It’s scary how much our modern world relies on telecommunications systems, and even scarier that these services are often controlled by a single company in many parts of North America. With a structure like this, a single regional outage could drastically affect normal business activities and day-to-day life. Canada learned this firsthand last week, when a telecom outage wreaked havoc on the nation’s airlines.
On Friday, the Rogers Communications network had a massive outage that affected millions across the country. According to Rogers, the company controls 50 percent of Canada’s customer revenue share in the national broadband market. It was a dilemma immediately noticeable for anyone who stepped through Canada’s proverbial front door, the country’s major international airports.
Canada’s airports already ranked near the top of most global lists in terms of delays. The country’s largest airport, Toronto Pearson International, has become the world’s worst airport in terms of on-time travel. The Rogers outage worsened things dramatically. On Sunday, 53 percent of flights out of Pearson were delayed. Over 40 percent of flights were delayed out of Montreal and Vancouver airports. And delays are just the tip of the iceberg.
All travelers entering Canada must submit travel and public health information within 72 hours before arrival via ArriveCAN, a government smartphone app. Travelers without smartphones are expected to submit information to ArriveCAN on a computer beforehand and print out a receipt. However, due to its reliance on the Rogers network, the Canada Border Services Agency was unable to process ArriveCAN submissions during the outage. Those waiting to pass through customs were suddenly asked to provide proof of vaccination and a Traveller Contact Information Form in the form of old-fashioned paper documents — a requirement nobody was informed of before they traveled.
The troubles didn’t end after customs. Airport customers were unable to withdraw money from ATMs, and they couldn’t even use credit cards at airport businesses: Interac, Canada’s largest interbank transaction system, was down, because it too relies on the Rogers network.

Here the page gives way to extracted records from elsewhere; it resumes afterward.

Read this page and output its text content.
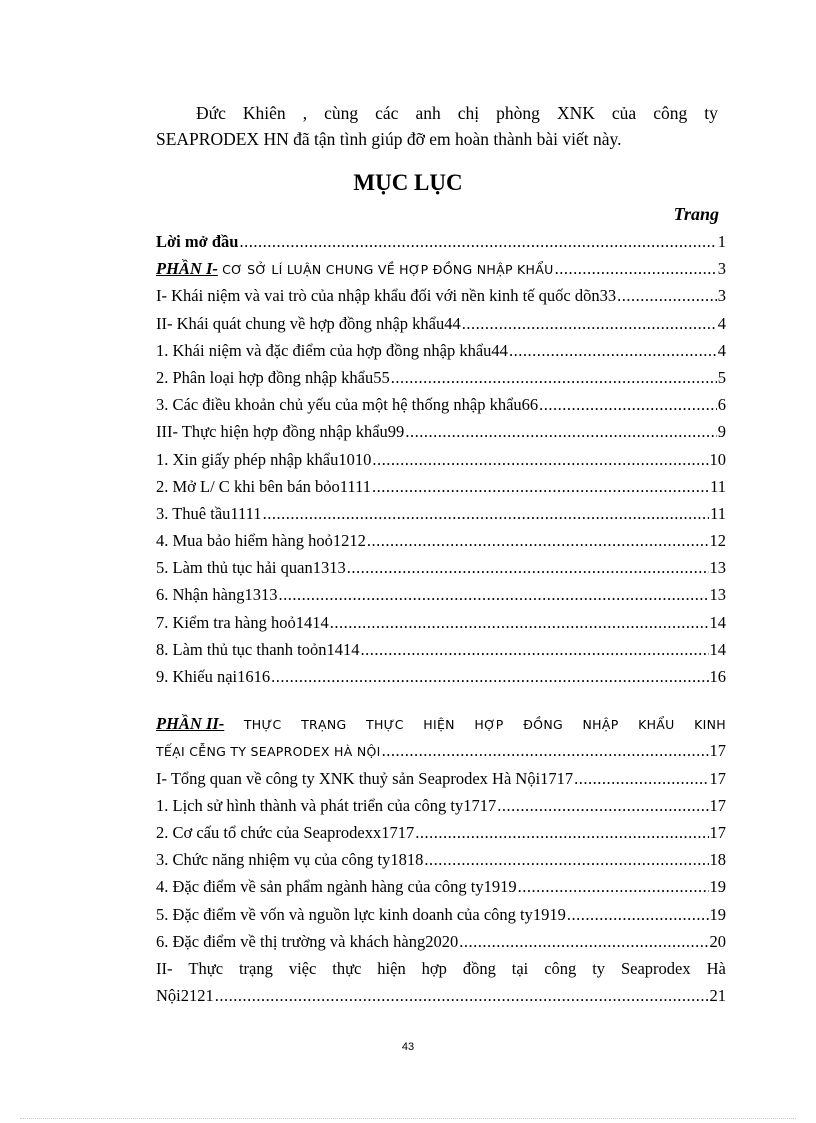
Đức Khiên , cùng các anh chị phòng XNK của công ty
SEAPRODEX HN đã tận tình giúp đỡ em hoàn thành bài viết này.
MỤC LỤC
Trang
Lời mở đầu .....	1
PHẦN I- CƠ SỞ LÍ LUẬN CHUNG VỀ HỢP ĐỒNG NHẬP KHẨU .....	3
I- Khái niệm và vai trò của nhập khẩu đối với nền kinh tế quốc dõn33 .....	3
II- Khái quát chung về hợp đồng nhập khẩu44 .....	4
1. Khái niệm và đặc điểm của hợp đồng nhập khẩu44 .....	4
2. Phân loại hợp đồng nhập khẩu55 .....	5
3. Các điều khoản chủ yếu của một hệ thống nhập khẩu66 .....	6
III- Thực hiện hợp đồng nhập khẩu99 .....	9
1. Xin giấy phép nhập khẩu1010 .....	10
2. Mở L/ C khi bên bán bỏo1111 .....	11
3. Thuê tầu1111 .....	11
4. Mua bảo hiểm hàng hoỏ1212 .....	12
5. Làm thủ tục hải quan1313 .....	13
6. Nhận hàng1313 .....	13
7. Kiểm tra hàng hoỏ1414 .....	14
8. Làm thủ tục thanh toỏn1414 .....	14
9. Khiếu nại1616 .....	16
PHẦN II- THỰC TRẠNG THỰC HIỆN HỢP ĐỒNG NHẬP KHẨU KINH
TẾẠI CỄNG TY SEAPRODEX HÀ NỘI .....	17
I- Tổng quan về công ty XNK thuỷ sản Seaprodex Hà Nội1717 .....	17
1. Lịch sử hình thành và phát triển của công ty1717 .....	17
2. Cơ cấu tổ chức của Seaprodexx1717 .....	17
3. Chức năng nhiệm vụ của công ty1818 .....	18
4. Đặc điểm về sản phẩm ngành hàng của công ty1919 .....	19
5. Đặc điểm về vốn và nguồn lực kinh doanh của công ty1919 .....	19
6. Đặc điểm về thị trường và khách hàng2020 .....	20
II- Thực trạng việc thực hiện hợp đồng tại công ty Seaprodex Hà
Nội2121 .....	21
43
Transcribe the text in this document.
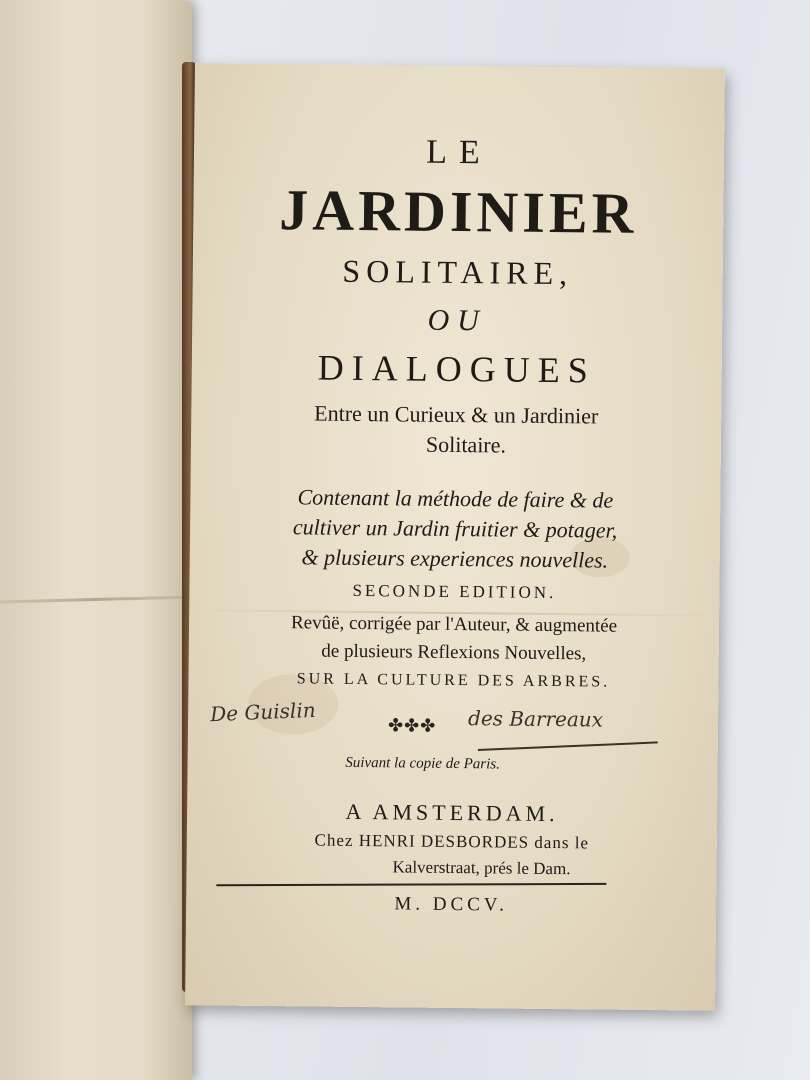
LE
JARDINIER
SOLITAIRE,
OU
DIALOGUES
Entre un Curieux & un Jardinier
Solitaire.
Contenant la méthode de faire & de
cultiver un Jardin fruitier & potager,
& plusieurs experiences nouvelles.
SECONDE EDITION.
Revûë, corrigée par l'Auteur, & augmentée
de plusieurs Reflexions Nouvelles,
SUR LA CULTURE DES ARBRES.
De Guislin	✤✤✤ des Barreaux
Suivant la copie de Paris.
A AMSTERDAM.
Chez HENRI DESBORDES dans le
Kalverstraat, prés le Dam.
M. DCCV.
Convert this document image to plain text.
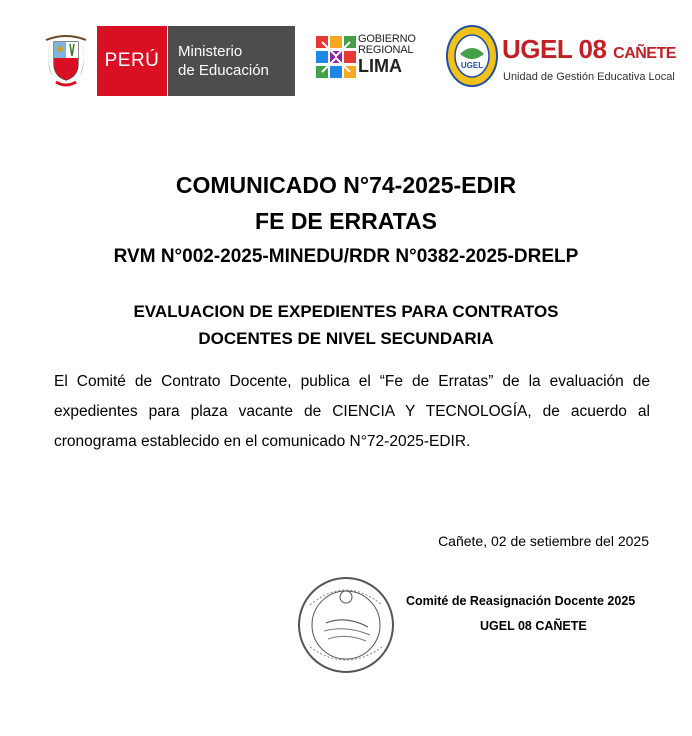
PERÚ Ministerio
de Educación
GOBIERNO
REGIONAL
LIMA	UGEL
UGEL 08 CAÑETE
Unidad de Gestión Educativa Local
COMUNICADO N°74-2025-EDIR
FE DE ERRATAS
RVM N°002-2025-MINEDU/RDR N°0382-2025-DRELP
EVALUACION DE EXPEDIENTES PARA CONTRATOS
DOCENTES DE NIVEL SECUNDARIA

El Comité de Contrato Docente, publica el “Fe de Erratas” de la evaluación de expedientes para plaza vacante de CIENCIA Y TECNOLOGÍA, de acuerdo al cronograma establecido en el comunicado N°72-2025-EDIR.

Cañete, 02 de setiembre del 2025
Comité de Reasignación Docente 2025
UGEL 08 CAÑETE
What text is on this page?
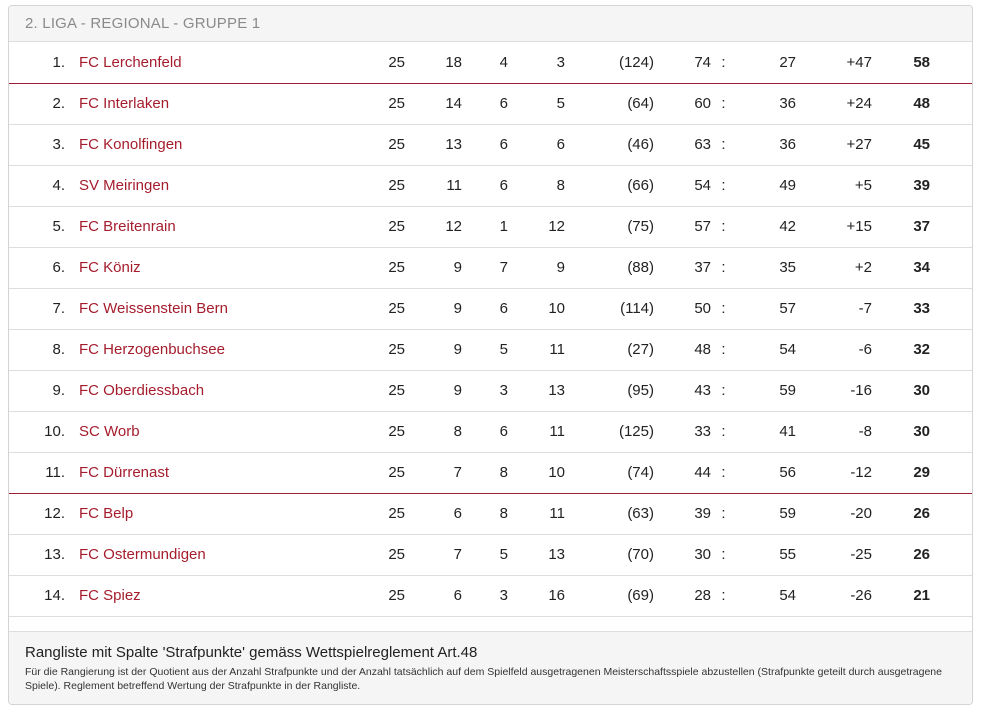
2. LIGA - REGIONAL - GRUPPE 1
1.	FC Lerchenfeld	25	18	4	3	(124)	74	:	27	+47	58	
2.	FC Interlaken	25	14	6	5	(64)	60	:	36	+24	48	
3.	FC Konolfingen	25	13	6	6	(46)	63	:	36	+27	45	
4.	SV Meiringen	25	11	6	8	(66)	54	:	49	+5	39	
5.	FC Breitenrain	25	12	1	12	(75)	57	:	42	+15	37	
6.	FC Köniz	25	9	7	9	(88)	37	:	35	+2	34	
7.	FC Weissenstein Bern	25	9	6	10	(114)	50	:	57	-7	33	
8.	FC Herzogenbuchsee	25	9	5	11	(27)	48	:	54	-6	32	
9.	FC Oberdiessbach	25	9	3	13	(95)	43	:	59	-16	30	
10.	SC Worb	25	8	6	11	(125)	33	:	41	-8	30	
11.	FC Dürrenast	25	7	8	10	(74)	44	:	56	-12	29	
12.	FC Belp	25	6	8	11	(63)	39	:	59	-20	26	
13.	FC Ostermundigen	25	7	5	13	(70)	30	:	55	-25	26	
14.	FC Spiez	25	6	3	16	(69)	28	:	54	-26	21	
Rangliste mit Spalte 'Strafpunkte' gemäss Wettspielreglement Art.48
Für die Rangierung ist der Quotient aus der Anzahl Strafpunkte und der Anzahl tatsächlich auf dem Spielfeld ausgetragenen Meisterschaftsspiele abzustellen (Strafpunkte geteilt durch ausgetragene Spiele). Reglement betreffend Wertung der Strafpunkte in der Rangliste.
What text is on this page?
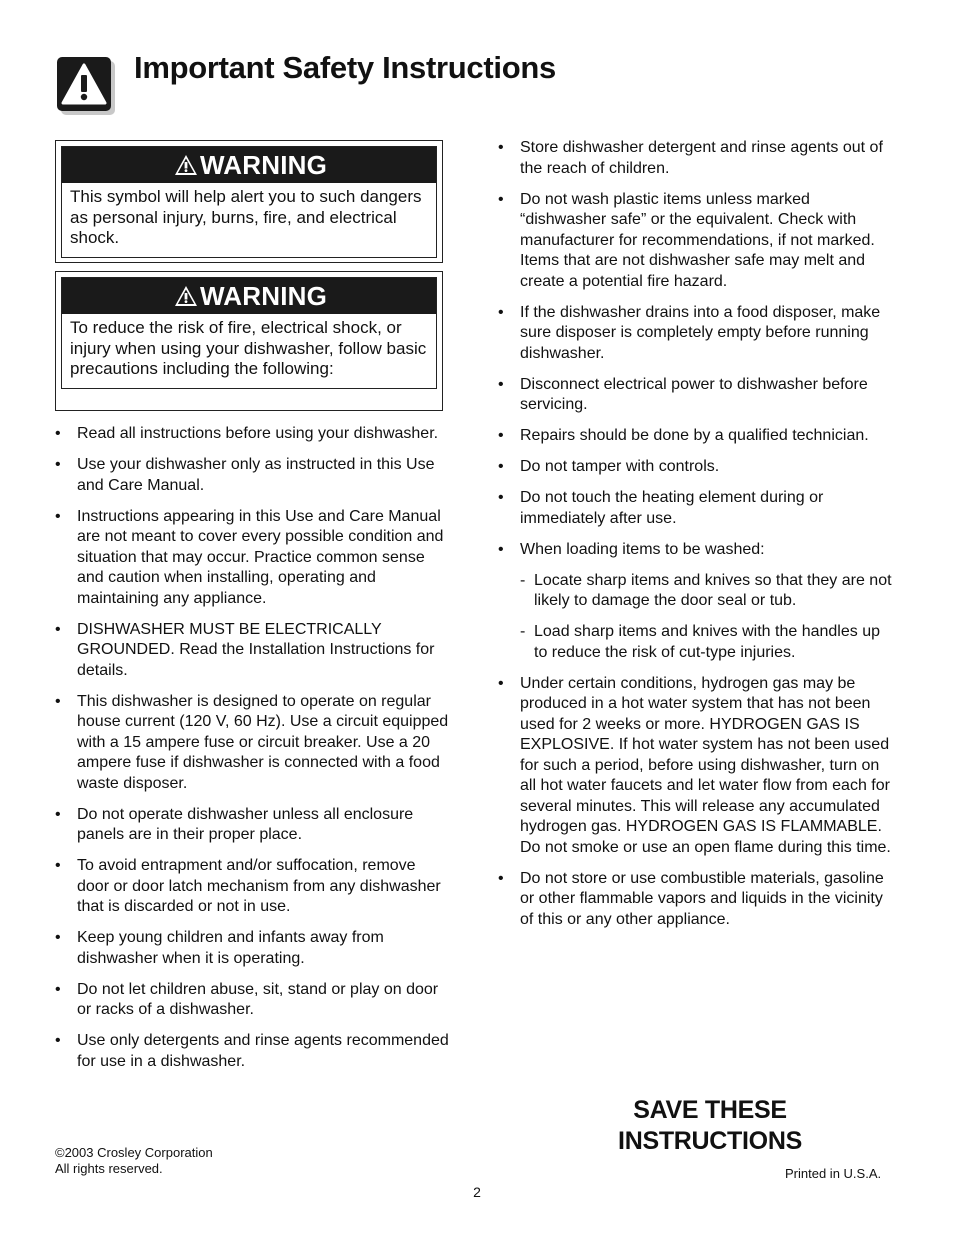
Important Safety Instructions
WARNING
This symbol will help alert you to such dangers as personal injury, burns, fire, and electrical shock.
WARNING
To reduce the risk of fire, electrical shock, or injury when using your dishwasher, follow basic precautions including the following:
• Read all instructions before using your dishwasher.
• Use your dishwasher only as instructed in this Use and Care Manual.
• Instructions appearing in this Use and Care Manual are not meant to cover every possible condition and situation that may occur. Practice common sense and caution when installing, operating and maintaining any appliance.
• DISHWASHER MUST BE ELECTRICALLY GROUNDED. Read the Installation Instructions for details.
• This dishwasher is designed to operate on regular house current (120 V, 60 Hz). Use a circuit equipped with a 15 ampere fuse or circuit breaker. Use a 20 ampere fuse if dishwasher is connected with a food waste disposer.
• Do not operate dishwasher unless all enclosure panels are in their proper place.
• To avoid entrapment and/or suffocation, remove door or door latch mechanism from any dishwasher that is discarded or not in use.
• Keep young children and infants away from dishwasher when it is operating.
• Do not let children abuse, sit, stand or play on door or racks of a dishwasher.
• Use only detergents and rinse agents recommended for use in a dishwasher.
• Store dishwasher detergent and rinse agents out of the reach of children.
• Do not wash plastic items unless marked “dishwasher safe” or the equivalent. Check with manufacturer for recommendations, if not marked. Items that are not dishwasher safe may melt and create a potential fire hazard.
• If the dishwasher drains into a food disposer, make sure disposer is completely empty before running dishwasher.
• Disconnect electrical power to dishwasher before servicing.
• Repairs should be done by a qualified technician.
• Do not tamper with controls.
• Do not touch the heating element during or immediately after use.
• When loading items to be washed:
- Locate sharp items and knives so that they are not likely to damage the door seal or tub.
- Load sharp items and knives with the handles up to reduce the risk of cut-type injuries.
• Under certain conditions, hydrogen gas may be produced in a hot water system that has not been used for 2 weeks or more. HYDROGEN GAS IS EXPLOSIVE. If hot water system has not been used for such a period, before using dishwasher, turn on all hot water faucets and let water flow from each for several minutes. This will release any accumulated hydrogen gas. HYDROGEN GAS IS FLAMMABLE. Do not smoke or use an open flame during this time.
• Do not store or use combustible materials, gasoline or other flammable vapors and liquids in the vicinity of this or any other appliance.
SAVE THESE
INSTRUCTIONS
©2003 Crosley Corporation
All rights reserved.	Printed in U.S.A.
2
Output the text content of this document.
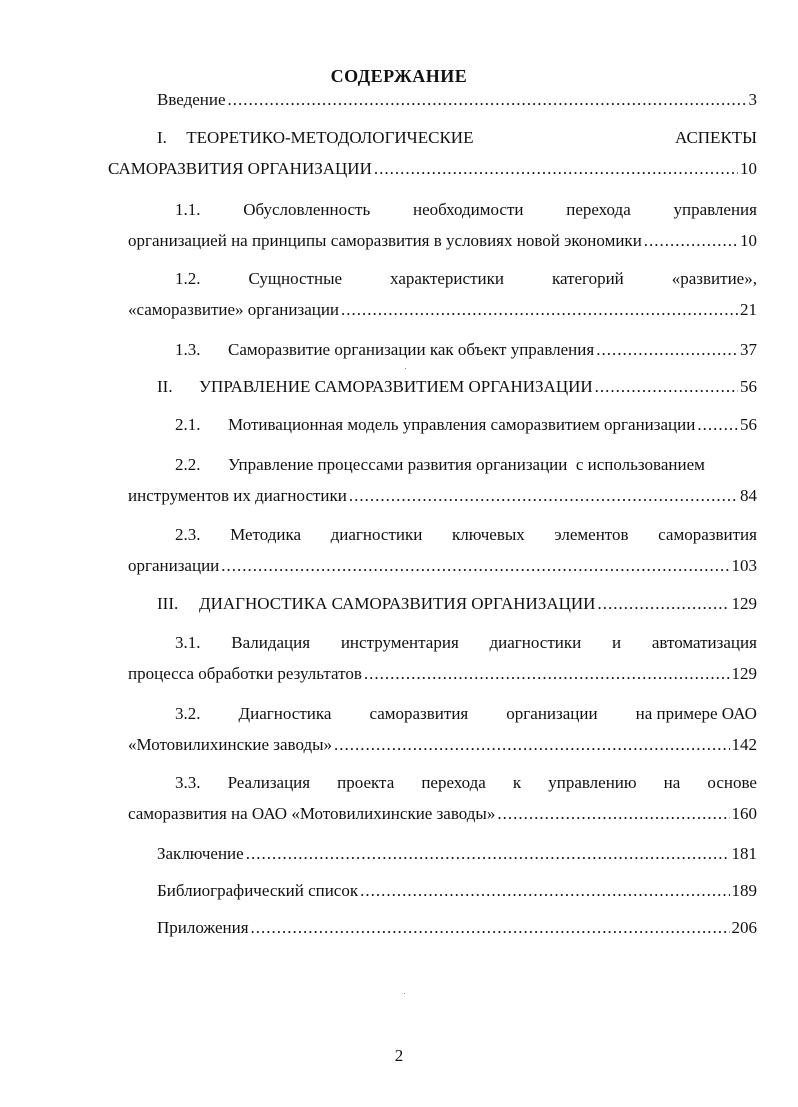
СОДЕРЖАНИЕ
Введение .....	3
I. ТЕОРЕТИКО-МЕТОДОЛОГИЧЕСКИЕ	АСПЕКТЫ
САМОРАЗВИТИЯ ОРГАНИЗАЦИИ .....	10
1.1.	Обусловленность	необходимости	перехода	управления
организацией на принципы саморазвития в условиях новой экономики .....	10
1.2.	Сущностные	характеристики	категорий	«развитие»,
«саморазвитие» организации .....	21
1.3.	Саморазвитие организации как объект управления .....	37
II.	УПРАВЛЕНИЕ САМОРАЗВИТИЕМ ОРГАНИЗАЦИИ .....	56
2.1.	Мотивационная модель управления саморазвитием организации .....	56
2.2.	Управление процессами развития организации  с использованием
инструментов их диагностики .....	84
2.3. Методика диагностики ключевых элементов саморазвития
организации .....	103
III.	ДИАГНОСТИКА САМОРАЗВИТИЯ ОРГАНИЗАЦИИ .....	129
3.1. Валидация инструментария диагностики и автоматизация
процесса обработки результатов .....	129
3.2. Диагностика саморазвития организации на примере ОАО
«Мотовилихинские заводы» .....	142
3.3. Реализация проекта перехода к управлению на основе
саморазвития на ОАО «Мотовилихинские заводы» .....	160
Заключение .....	181
Библиографический список .....	189
Приложения .....	206
2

Obviously, the Rogers network outage extended far beyond the confines of Canada’s airports. According to the Toronto Police Service, city residents had difficulty contacting emergency services via 9-1-1. The second day of the National Hockey League draft had to be conducted via landline phones. All of this is taking place as Rogers is seeking antitrust approval for a $20 billion merger with Shaw Communications. Rogers and competitor Telus currently control 90 percent of the Canadian telecommunications market. That certainly doesn’t seem like it would help the situation.
A previous version of this article misstated that, post-merger, Rogers would control 90 percent of the Canadian telecommunications market. We have updated the text.